“Work hard, be patient, and be a sponge as you learn your business. Learn to deal with criticism. Follow your gut instinct and don’t compromise ‘
A decade ago, in the distant pre-Brexit and pre-Covid era, it’s hard to convey just how much Simon Cowell and The x factor took up the national conversation. At its peak, 14 million people were watching the ITV show each week.
Cowell, who had a pretty stupid career as a music manager (his actors included the children’s dolls Zig & Zag), found his trade as the on-screen villain on television talent shows and created The x factor and to have talent Franchises, TV formats that he owned the rights to and sold worldwide.
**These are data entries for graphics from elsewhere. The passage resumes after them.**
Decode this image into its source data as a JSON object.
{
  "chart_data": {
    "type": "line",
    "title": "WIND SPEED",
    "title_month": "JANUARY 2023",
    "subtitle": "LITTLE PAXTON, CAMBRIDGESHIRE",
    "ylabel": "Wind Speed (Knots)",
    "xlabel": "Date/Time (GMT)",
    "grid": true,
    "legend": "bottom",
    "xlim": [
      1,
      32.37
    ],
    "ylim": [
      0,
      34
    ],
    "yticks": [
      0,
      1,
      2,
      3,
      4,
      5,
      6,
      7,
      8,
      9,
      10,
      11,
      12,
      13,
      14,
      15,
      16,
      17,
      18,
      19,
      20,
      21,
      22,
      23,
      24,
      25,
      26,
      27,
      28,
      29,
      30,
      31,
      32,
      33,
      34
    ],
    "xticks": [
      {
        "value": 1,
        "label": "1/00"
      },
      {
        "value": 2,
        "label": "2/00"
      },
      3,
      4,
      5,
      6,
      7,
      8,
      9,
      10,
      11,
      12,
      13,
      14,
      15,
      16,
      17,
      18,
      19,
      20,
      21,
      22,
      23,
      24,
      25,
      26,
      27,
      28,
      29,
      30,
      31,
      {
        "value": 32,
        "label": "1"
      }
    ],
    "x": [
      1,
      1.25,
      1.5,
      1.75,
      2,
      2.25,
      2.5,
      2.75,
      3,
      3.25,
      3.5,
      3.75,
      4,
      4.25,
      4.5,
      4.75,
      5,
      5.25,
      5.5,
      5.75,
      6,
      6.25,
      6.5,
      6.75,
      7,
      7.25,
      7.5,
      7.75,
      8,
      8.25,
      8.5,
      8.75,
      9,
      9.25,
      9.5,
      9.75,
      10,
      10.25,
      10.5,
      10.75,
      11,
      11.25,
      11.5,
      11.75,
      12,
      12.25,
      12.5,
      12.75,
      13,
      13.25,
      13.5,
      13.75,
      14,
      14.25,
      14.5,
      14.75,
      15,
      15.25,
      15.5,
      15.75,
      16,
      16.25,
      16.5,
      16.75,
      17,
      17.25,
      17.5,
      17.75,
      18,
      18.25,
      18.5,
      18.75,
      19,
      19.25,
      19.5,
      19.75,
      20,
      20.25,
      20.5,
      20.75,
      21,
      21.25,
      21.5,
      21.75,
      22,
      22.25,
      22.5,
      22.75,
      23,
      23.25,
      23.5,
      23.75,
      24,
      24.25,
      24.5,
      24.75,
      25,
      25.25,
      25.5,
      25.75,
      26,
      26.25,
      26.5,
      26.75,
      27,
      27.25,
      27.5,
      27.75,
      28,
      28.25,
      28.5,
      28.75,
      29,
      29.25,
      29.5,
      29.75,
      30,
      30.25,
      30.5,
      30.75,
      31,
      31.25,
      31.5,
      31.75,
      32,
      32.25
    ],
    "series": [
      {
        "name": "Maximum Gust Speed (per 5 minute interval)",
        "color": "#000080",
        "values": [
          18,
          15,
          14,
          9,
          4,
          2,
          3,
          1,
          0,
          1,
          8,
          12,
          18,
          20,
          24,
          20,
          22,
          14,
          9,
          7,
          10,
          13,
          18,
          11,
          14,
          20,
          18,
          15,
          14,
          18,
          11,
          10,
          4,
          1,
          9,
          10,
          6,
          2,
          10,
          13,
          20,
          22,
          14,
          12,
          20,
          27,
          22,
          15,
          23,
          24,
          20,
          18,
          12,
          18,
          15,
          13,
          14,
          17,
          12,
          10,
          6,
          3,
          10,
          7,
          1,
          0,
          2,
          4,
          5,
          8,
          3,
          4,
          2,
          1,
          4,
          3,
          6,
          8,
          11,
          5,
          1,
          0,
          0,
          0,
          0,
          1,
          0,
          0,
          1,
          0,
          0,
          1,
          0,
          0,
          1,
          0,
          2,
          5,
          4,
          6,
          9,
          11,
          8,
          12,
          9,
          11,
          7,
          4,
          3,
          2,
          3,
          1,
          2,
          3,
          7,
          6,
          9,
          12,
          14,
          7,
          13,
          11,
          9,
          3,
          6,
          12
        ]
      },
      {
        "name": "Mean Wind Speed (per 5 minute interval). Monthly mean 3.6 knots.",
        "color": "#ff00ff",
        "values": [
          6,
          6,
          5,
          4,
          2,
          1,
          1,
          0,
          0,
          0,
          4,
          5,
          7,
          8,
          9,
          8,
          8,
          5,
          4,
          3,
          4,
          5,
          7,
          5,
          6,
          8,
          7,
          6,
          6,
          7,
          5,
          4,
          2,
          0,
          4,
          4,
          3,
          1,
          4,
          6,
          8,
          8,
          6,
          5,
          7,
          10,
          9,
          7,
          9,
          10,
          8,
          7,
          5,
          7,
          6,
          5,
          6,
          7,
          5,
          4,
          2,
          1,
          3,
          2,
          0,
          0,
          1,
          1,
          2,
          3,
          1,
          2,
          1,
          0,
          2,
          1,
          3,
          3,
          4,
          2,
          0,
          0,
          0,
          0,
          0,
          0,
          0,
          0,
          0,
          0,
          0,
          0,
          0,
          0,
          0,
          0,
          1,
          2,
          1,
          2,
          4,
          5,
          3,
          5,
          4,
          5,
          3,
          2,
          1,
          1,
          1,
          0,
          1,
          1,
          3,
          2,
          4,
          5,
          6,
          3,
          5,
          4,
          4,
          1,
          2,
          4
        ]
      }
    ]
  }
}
After interviewing him backstage at his peak, I was the difference between fellow judge Louis Walsh’s locker room, littered with discarded makeup pancakes and yesterday’s fish ‘n’ chip wrappers, and Cowell’s Japanese zen green Room with private bathroom obsessed with Simon Cowell for cleanliness.
The other thing I noticed was how disarmingly nice Simon Cowell was in real life compared to the mime villain we saw on TV. But then again, as one of the characters in the Oscar-winning film parasite say the wealthier you are, the nicer you become. In 2019 the Sunday Times Rich List The calculated net worth is £ 385 million.
The era of manufactured bands like Girls Aloud and One Direction is now over, with stars organically created from their own social media. Cowell, the pop Svengali, is obsolete, and it’s not surprising ITV canceled the show in July 2021.
However, Simon Cowell and his talent shows gave us one of the most significant cultural markers of the noughties and in time he can be considered a legendary impresario, alongside Diaghilev, if not then PT Barnum.